Similarly, the French individualist anarchist Émile Armand (1872-1963) called for pluralistic economic structures coexisting within an anarchist society: "Here and there everything happening - here everyone receiving what they need, there each one getting whatever is needed according to their own capacity. Here, gift and barter - one product for another; there, exchange - product for representative value. Here, the producer is the owner of the product; there, the product is put to the possession of the collectivity."(7) Indeed, anyone aware of the intricate control the State has over all sectors of economic and social life (being as it is the convergence of government with banking and corporations) can only conclude that a multi-faceted approach is necessary to counterbalance the State - setting up grassroots institutions of free exchange and cooperation, various alternative currencies and means of exchange, and different non-corporate, non-consumerist economic structures that would help continually erode people's dependence and subservience to the coercive systems of the State.
The problem that I have personally found among all the various libertarian and anarchist schools is their obsession with economics. Only National-Anarchism seems to focus more on the deeper non-economic realities, cutting through to the very heart on what makes individuals, tribes and communities alike what they truly are as living organisms - not reduced to artificial economic whims. We all live on and share this Earth, coming from various tribes and communities; we all have our own unique experiences and talents. Why would one even desire all to be the same and to conform to the same structure? Not only is this unrealistic - indeed a recipe for endless conflict - but it is anti-human: ignoring that even as individuals we can and should evolve based on our experiences, interactions and acquired knowledge. This is why National-Anarchism truly is the best for realizing our potential. Certainly, it manifests the very spirit of Anarchism without Adjectives - carried farther from the economic into the metaphysical.
NOTES:
(1) Fernando Tarrida del Mármol, "Anarchism Without Adjectives," La Révolté, vol. 3 no. 51, Sept. 6-12, 1890.

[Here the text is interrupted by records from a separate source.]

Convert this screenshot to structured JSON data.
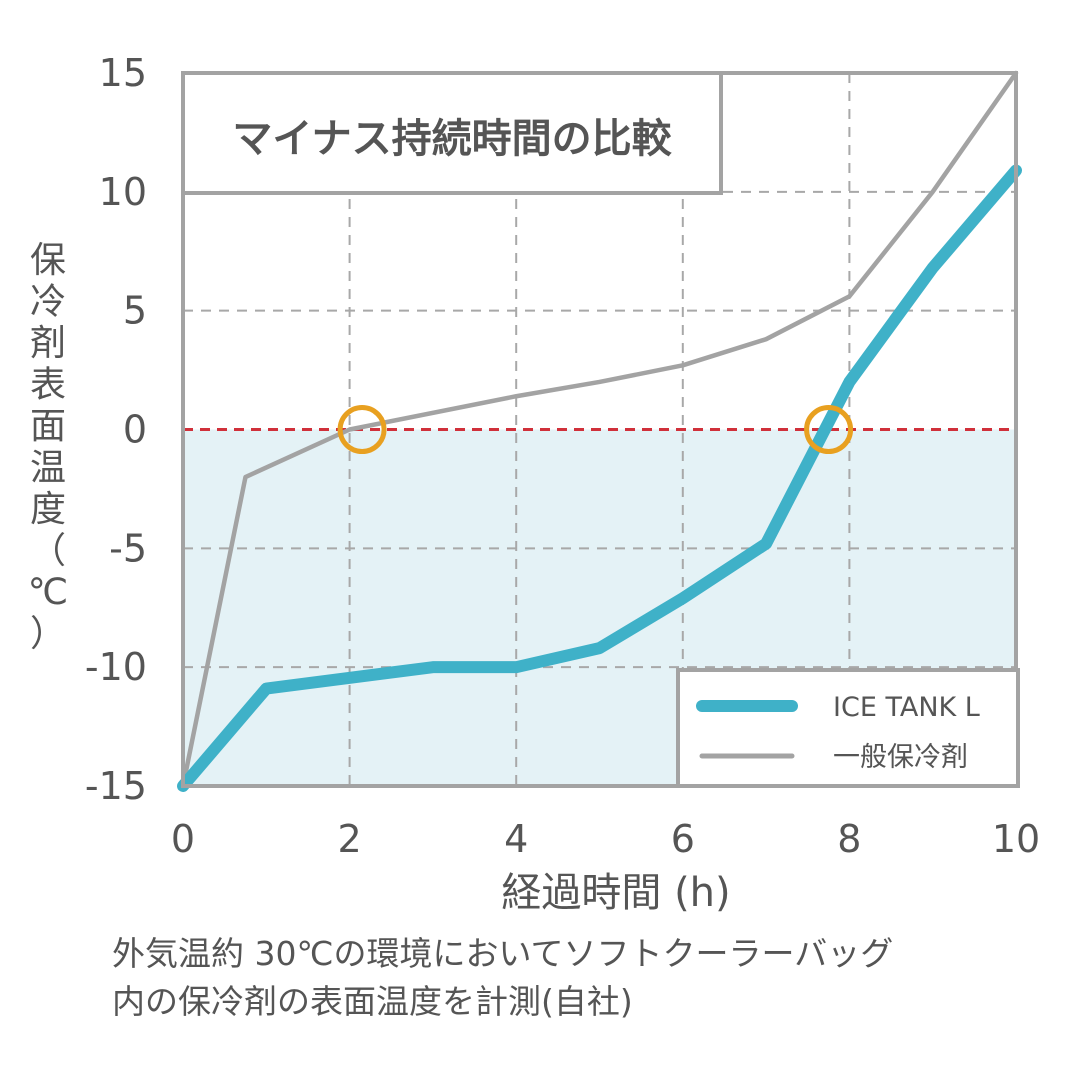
{
  "chart_data": {
    "type": "line",
    "title": "マイナス持続時間の比較",
    "xlabel": "経過時間 (h)",
    "ylabel_lines": [
      "保",
      "冷",
      "剤",
      "表",
      "面",
      "温",
      "度",
      "（",
      "℃",
      "）"
    ],
    "xlim": [
      0,
      10
    ],
    "ylim": [
      -15,
      15
    ],
    "x_ticks": [
      "0",
      "2",
      "4",
      "6",
      "8",
      "10"
    ],
    "y_ticks": [
      "15",
      "10",
      "5",
      "0",
      "-5",
      "-10",
      "-15"
    ],
    "grid": true,
    "shaded_region": {
      "from": -15,
      "to": 0,
      "color": "#e4f2f6"
    },
    "reference_line": {
      "y": 0,
      "color": "#d0303a",
      "style": "dashed"
    },
    "legend_position": "bottom-right",
    "series": [
      {
        "name": "ICE TANK L",
        "color": "#3fb1c8",
        "x": [
          0,
          1,
          3,
          4,
          5,
          6,
          7,
          8,
          9,
          10
        ],
        "y": [
          -15,
          -10.9,
          -10,
          -10,
          -9.2,
          -7.1,
          -4.8,
          2.0,
          6.8,
          10.9
        ]
      },
      {
        "name": "一般保冷剤",
        "color": "#a3a3a3",
        "x": [
          0,
          0.75,
          2,
          4,
          5,
          6,
          7,
          8,
          9,
          10
        ],
        "y": [
          -15,
          -2,
          0,
          1.4,
          2.0,
          2.7,
          3.8,
          5.6,
          10,
          15
        ]
      }
    ],
    "markers": [
      {
        "x": 2.15,
        "y": 0,
        "color": "#e8a020"
      },
      {
        "x": 7.75,
        "y": 0,
        "color": "#e8a020"
      }
    ]
  },
  "caption": {
    "line1": "外気温約 30℃の環境においてソフトクーラーバッグ",
    "line2": "内の保冷剤の表面温度を計測(自社)"
  }
}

(2) Quoted in Max Nettlau, A Short History of Anarchism, London: Freedom Press, 1996, pp. 198-199.
(3) ibid., p. 201.
(4) Nettlau, "Some criticism of some current anarchist beliefs," 1901.
(5) Nettlau, "Anarchism: Communist or Individualist? Both," Mother Earth, vol. 9, no. 5, July 1914, pp. 170-175.
(6) Voltairine de Cleyre, "Anarchism," Free Society, 1901.
(7) Émile Armand, "Anarchist Individualism and Amorous Comradeship," 1907.